The primary loss of income comes from the actual money spent on drugs and alcohol. For example, someone who purchases a six-pack of beer, three times a week, will conservatively spend nearly $53 a month. Over the course of a year, that person will spend $634 just on beer for the entire year. Keep in mind most alcoholics will spend far more than this conservative figure. The cost for illicit drugs is even worse. A person who spends $2.89 per day on marijuana will end up spending $972 a year. Cocaine purchased at $26.57 per day will cost nearly $9,000 for the year. Comparative amounts of heroin will cost more than $10,000 annually.
But the steep price of addiction doesn’t end with the purchase of drugs and alcohol. Once someone becomes an addict, it will greatly reduce their productivity. Addicts are more prone to absenteeism from work and are unable to hold a job for a significant amount of time.

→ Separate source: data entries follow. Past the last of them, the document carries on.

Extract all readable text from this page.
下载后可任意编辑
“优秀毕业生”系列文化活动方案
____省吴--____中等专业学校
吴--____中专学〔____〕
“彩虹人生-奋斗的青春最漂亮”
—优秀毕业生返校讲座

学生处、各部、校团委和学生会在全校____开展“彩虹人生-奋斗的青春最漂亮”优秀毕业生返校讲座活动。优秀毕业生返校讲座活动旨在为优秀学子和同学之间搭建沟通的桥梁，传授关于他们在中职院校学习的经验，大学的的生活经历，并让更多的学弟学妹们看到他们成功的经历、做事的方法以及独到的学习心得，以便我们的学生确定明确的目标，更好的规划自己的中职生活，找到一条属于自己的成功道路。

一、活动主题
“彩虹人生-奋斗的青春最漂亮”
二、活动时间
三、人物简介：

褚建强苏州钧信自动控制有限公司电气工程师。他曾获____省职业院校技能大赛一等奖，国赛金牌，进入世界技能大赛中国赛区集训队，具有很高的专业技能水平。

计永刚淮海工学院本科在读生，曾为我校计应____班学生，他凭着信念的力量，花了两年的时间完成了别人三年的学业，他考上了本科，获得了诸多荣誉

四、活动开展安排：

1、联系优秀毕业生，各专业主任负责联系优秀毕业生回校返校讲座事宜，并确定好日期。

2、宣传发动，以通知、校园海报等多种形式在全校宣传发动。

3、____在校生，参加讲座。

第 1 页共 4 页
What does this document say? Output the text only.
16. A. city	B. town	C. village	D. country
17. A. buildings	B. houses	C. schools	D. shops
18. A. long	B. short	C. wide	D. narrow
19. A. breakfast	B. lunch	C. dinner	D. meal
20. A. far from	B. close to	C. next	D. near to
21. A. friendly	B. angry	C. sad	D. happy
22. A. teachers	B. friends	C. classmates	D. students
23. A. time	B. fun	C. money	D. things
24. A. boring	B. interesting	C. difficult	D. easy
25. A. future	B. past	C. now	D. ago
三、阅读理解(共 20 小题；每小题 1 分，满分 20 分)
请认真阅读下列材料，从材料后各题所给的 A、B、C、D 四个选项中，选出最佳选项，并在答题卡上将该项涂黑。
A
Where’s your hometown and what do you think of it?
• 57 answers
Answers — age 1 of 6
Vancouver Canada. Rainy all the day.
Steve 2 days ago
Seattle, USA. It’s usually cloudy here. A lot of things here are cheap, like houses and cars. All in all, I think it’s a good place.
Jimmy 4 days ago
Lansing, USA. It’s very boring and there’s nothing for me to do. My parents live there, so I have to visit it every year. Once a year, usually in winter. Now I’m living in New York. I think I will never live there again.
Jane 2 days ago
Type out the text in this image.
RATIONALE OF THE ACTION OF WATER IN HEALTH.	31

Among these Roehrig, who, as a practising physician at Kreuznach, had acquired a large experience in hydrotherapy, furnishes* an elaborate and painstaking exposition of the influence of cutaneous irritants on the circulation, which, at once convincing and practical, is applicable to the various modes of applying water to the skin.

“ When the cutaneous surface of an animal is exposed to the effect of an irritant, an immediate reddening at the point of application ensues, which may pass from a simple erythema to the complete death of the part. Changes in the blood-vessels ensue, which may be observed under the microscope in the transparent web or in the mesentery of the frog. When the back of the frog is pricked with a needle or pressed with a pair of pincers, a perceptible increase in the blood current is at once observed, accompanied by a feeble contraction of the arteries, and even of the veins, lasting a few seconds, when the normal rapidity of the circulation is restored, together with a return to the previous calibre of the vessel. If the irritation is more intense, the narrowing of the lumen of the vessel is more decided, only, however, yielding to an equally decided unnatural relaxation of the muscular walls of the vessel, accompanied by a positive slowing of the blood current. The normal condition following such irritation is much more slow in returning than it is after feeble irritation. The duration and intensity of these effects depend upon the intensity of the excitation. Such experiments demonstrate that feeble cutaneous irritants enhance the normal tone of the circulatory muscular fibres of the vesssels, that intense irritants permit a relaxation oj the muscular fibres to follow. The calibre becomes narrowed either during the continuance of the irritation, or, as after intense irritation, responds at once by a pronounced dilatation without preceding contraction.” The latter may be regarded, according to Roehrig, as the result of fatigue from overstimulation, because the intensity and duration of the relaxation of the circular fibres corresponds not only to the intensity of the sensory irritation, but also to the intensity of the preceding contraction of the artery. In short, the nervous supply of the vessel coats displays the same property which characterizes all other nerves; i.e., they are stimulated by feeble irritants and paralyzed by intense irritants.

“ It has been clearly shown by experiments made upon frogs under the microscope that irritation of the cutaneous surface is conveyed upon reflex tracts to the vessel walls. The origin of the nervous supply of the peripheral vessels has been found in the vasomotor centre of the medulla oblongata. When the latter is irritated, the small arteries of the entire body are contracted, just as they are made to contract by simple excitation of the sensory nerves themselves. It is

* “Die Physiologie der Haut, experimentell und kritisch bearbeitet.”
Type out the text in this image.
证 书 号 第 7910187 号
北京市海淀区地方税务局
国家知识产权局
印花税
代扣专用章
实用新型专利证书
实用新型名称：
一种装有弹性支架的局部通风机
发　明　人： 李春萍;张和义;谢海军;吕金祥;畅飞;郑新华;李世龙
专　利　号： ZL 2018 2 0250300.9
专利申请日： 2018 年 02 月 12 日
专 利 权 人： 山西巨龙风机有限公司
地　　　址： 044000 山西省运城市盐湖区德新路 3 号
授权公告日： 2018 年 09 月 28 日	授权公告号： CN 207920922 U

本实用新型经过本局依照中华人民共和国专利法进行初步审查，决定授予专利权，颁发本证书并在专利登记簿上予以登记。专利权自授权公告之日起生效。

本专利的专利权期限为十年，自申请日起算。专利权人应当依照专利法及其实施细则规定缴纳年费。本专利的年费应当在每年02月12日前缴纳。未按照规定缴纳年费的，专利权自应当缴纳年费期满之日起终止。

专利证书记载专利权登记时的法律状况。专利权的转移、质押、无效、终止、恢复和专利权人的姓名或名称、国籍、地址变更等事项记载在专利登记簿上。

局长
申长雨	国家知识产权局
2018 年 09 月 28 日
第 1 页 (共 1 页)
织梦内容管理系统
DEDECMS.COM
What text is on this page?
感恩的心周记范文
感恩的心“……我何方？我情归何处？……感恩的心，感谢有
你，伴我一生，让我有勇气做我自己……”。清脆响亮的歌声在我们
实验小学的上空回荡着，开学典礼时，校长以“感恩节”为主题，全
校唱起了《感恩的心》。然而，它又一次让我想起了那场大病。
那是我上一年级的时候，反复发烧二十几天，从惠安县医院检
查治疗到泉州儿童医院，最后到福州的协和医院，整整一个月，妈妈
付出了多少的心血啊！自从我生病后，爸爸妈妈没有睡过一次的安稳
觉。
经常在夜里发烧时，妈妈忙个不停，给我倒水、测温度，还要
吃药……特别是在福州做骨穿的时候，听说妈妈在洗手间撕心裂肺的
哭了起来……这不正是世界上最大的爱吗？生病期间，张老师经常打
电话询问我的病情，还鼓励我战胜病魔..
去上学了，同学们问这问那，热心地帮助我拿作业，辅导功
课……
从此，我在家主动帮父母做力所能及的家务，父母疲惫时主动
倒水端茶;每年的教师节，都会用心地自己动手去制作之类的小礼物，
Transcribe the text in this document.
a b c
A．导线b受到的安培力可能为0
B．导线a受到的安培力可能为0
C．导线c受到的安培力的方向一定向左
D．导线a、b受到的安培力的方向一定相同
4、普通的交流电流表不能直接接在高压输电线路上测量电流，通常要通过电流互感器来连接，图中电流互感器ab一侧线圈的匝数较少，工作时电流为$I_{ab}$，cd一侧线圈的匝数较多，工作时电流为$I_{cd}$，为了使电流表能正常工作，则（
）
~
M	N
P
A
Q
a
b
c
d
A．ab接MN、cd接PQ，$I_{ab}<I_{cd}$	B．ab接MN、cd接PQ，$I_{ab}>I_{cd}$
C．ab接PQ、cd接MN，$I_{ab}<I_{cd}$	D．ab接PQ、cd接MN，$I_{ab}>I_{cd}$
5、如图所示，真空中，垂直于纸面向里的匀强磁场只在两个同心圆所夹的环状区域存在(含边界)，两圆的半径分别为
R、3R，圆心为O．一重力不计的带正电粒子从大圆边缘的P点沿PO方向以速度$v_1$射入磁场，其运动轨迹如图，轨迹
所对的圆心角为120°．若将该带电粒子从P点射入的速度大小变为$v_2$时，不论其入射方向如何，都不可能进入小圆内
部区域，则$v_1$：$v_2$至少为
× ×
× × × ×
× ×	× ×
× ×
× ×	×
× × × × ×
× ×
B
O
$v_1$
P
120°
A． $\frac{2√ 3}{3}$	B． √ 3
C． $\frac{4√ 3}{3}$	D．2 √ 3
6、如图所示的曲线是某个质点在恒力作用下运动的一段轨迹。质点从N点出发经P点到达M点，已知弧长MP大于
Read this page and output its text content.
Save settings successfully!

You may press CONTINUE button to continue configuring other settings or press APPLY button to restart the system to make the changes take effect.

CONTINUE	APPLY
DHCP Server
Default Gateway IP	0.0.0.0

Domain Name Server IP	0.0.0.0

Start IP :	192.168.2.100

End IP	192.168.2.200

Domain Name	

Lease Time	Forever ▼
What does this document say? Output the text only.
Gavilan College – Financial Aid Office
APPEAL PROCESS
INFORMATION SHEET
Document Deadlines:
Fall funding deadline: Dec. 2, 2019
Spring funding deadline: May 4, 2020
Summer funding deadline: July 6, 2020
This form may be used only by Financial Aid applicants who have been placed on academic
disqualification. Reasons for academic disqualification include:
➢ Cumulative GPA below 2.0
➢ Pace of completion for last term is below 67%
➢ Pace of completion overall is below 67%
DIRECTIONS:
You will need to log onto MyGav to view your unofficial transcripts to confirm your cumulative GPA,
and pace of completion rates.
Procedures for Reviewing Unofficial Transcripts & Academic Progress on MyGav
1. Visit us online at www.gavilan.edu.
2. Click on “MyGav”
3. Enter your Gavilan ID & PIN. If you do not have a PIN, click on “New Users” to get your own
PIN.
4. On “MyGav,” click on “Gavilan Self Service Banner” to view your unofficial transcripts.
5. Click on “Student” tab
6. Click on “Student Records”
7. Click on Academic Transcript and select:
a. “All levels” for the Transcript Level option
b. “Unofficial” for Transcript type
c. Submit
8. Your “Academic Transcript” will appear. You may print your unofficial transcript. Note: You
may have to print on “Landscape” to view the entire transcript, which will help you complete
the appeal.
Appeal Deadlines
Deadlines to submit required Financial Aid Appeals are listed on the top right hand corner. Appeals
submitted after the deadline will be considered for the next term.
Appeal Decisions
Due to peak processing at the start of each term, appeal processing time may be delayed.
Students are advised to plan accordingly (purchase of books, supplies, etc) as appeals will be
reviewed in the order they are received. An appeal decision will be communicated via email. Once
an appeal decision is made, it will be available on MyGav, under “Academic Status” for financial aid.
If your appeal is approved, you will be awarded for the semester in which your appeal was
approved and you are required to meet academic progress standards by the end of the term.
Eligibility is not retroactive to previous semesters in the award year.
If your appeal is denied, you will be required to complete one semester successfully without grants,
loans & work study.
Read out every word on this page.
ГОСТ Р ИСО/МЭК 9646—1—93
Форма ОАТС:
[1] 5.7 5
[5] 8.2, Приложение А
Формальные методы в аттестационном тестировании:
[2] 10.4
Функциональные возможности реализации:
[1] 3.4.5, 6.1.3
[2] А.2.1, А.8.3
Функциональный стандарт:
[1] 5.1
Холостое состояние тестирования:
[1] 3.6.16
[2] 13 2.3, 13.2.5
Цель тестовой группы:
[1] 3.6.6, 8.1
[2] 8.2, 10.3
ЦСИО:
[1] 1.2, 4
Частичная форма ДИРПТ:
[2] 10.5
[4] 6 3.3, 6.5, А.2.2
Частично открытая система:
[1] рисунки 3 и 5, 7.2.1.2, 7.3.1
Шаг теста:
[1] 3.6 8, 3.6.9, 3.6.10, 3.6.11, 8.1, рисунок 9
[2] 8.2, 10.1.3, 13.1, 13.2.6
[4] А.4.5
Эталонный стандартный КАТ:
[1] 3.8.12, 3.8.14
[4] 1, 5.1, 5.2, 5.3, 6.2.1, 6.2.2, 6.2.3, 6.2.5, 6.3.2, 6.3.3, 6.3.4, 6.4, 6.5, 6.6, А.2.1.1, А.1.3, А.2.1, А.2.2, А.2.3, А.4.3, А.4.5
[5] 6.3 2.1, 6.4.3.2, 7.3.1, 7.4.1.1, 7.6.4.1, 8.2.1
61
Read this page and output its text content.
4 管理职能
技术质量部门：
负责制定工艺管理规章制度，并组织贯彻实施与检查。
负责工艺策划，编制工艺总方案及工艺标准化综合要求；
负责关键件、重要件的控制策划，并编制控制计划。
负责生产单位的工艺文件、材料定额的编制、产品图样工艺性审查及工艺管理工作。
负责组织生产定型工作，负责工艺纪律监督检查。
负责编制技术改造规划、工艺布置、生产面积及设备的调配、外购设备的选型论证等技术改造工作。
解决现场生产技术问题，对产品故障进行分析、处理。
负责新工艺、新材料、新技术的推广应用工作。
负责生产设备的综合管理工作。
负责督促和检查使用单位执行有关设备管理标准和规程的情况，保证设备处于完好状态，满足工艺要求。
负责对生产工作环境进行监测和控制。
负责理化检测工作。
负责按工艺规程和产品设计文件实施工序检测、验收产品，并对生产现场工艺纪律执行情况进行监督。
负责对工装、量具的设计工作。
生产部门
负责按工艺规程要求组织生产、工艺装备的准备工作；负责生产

An addict’s lifestyle will often center on looking for drugs, using them and recuperation. This cycle is often repeated and forces the addict to avoid more productive activities such as looking for new employment opportunities or taking care of themselves physically and spending time with their families.
The heavy use of drugs and alcohol will also produce increased medical problems. Addicts will often have higher medical bills and are at greater risk for injury. The combination of illness, disability and medical costs can cause a huge dent income.
Alcoholics and drug addicts will be forced to pay higher premiums for car and health insurance because of their substance abuse. For example, the average alcoholic will be charged with 1.4 DUI’s. This will result in a 300 percent hike in their auto insurance or a possible cancellation. As DUIs and arrests begin to pile up, the addict will also have to devote more money for legal bills.
Younger substance abusers are at greater risk of dropping out of school, limiting their education opportunities. This will impair their ability to find a good paying job. The average income for a person without a high school diploma is $19,000. Conversely, the average income for a person with a bachelor’s degree is $51,000.
Addicts tend to have additional money problems. They can result from late bills, increased interest rates and a poor credit rating. When all the expenses add up, it’s a recipe for financial ruin. The sooner an addict enrolls into treatment, the greater the chances they can also recover from a financial catastrophe. Many addicts believe they can’t afford treatment due to their money status. But the truth is the cost for proper rehabilitation more than makes up for the money lost annually from substance abuse.